Jack and Emma watch the Grinch, one of the dozens or hundreds of versions, and eat some Cheerios from a red cup, the kind you’d see at a frat party.  Jack spills some and I tell him to pick it up and he tells me he will after he comes back from China.  I laugh a little but try to be serious and then tell self fuck that.  Have fun with them.  Be one on and of the playground.

I need to play more.  Not think so much. Not work, but only create, write, stay up late and pepper the manuscript’s streets with verse, pages, my phylum of music.  Keep pushing these keys and refuse to let self stop, the wine tells me.  Don’t allow distractions, obstructions.  Poetry is the vein, the blood, the beat, the blog, the Now ME.

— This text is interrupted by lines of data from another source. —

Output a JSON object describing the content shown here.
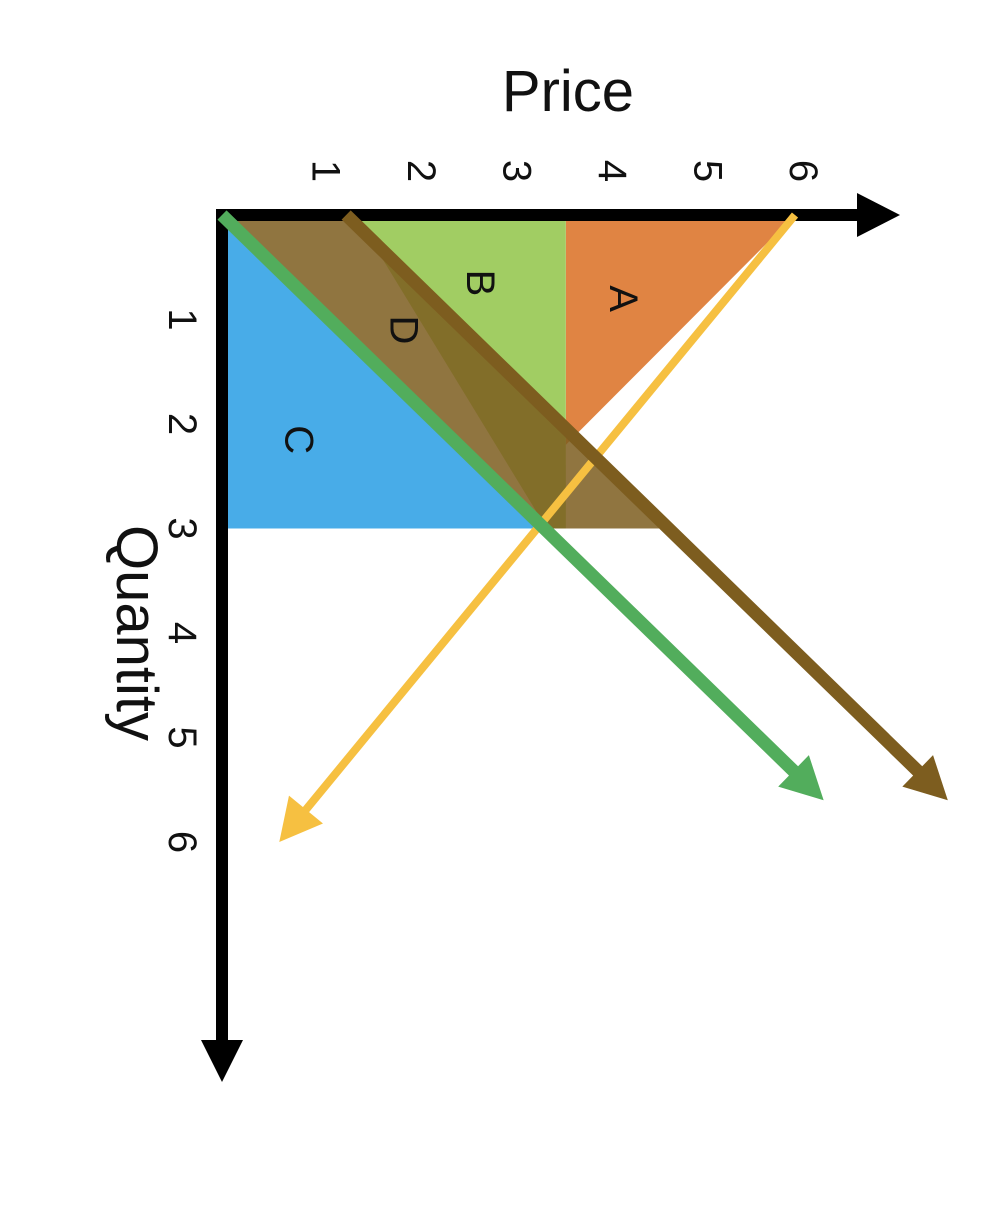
{
  "chart_data": {
    "type": "line",
    "orientation": "rotated-90-clockwise",
    "xlabel": "Quantity",
    "ylabel": "Price",
    "x_ticks": [
      "1",
      "2",
      "3",
      "4",
      "5",
      "6"
    ],
    "y_ticks": [
      "1",
      "2",
      "3",
      "4",
      "5",
      "6"
    ],
    "xlim": [
      0,
      8.2
    ],
    "ylim": [
      0,
      7.2
    ],
    "lines": [
      {
        "name": "",
        "color": "#f6c041",
        "points": [
          [
            0,
            6
          ],
          [
            6,
            0.6
          ]
        ]
      },
      {
        "name": "",
        "color": "#52ad5c",
        "points": [
          [
            0,
            0
          ],
          [
            5.6,
            6.3
          ]
        ]
      },
      {
        "name": "",
        "color": "#7d5d1f",
        "points": [
          [
            0,
            1.3
          ],
          [
            5.6,
            7.6
          ]
        ]
      }
    ],
    "regions": [
      {
        "label": "A",
        "color": "#e08443",
        "points": [
          [
            0,
            3.6
          ],
          [
            0,
            6
          ],
          [
            2.2,
            3.6
          ]
        ]
      },
      {
        "label": "B",
        "color": "#a1cd63",
        "points": [
          [
            0,
            1.4
          ],
          [
            0,
            3.6
          ],
          [
            2.2,
            3.6
          ],
          [
            3,
            3.6
          ],
          [
            3,
            3.4
          ]
        ]
      },
      {
        "label": "C",
        "color": "#48ace8",
        "points": [
          [
            0,
            0
          ],
          [
            3,
            0
          ],
          [
            3,
            3.4
          ]
        ]
      },
      {
        "label": "D",
        "color": "#7d5d1f",
        "points": [
          [
            0,
            0
          ],
          [
            0,
            1.4
          ],
          [
            3,
            4.7
          ],
          [
            3,
            3.4
          ]
        ]
      }
    ],
    "grid": false,
    "legend": "none"
  }
}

Playing with the wine, the pink puddle in the plastic cannikin.  Turning left, seeing Broncos play Raiders.  Thinking more of my office.. what I want in there.  Anything that antagonizes, promotes, encourages creativity, bringing something to life.  This bought with Sonoma County wildfires plates a dose of déjà vu that I wasn’t expecting, to just live and write wildly and edit nothing.  Kids getting restless, and me too.  To finish this fucking book, and light MY story on fire.  Several fires.  And be so lovingly monstrous that it can never be extinguished.

Cuz F This S …

10/27/19

Again evacuated.  2017 on repeat. Up since 3-something-AM but I’m now awake from latte and writing this in Haley’s room.  Melissa’s little cousin now not so little in Med School.  There’s something everywhere, I know, but I think I’ve had it with Sonoma County.  And wine.  Wine people and the industry of course…. Driving here just after 4am, thinking to self this is the first day of the remainder of my life.  Meeting a man earlier, 90-something (93?), and realizing that I will no longer edit, censor, hold back, but be more profuse with happiness and elevating echo.  And poetry.

Writing about blogging, blog about writing, everything on blog… embrace more and tell more the role and “title” of blogger, what it means if anything.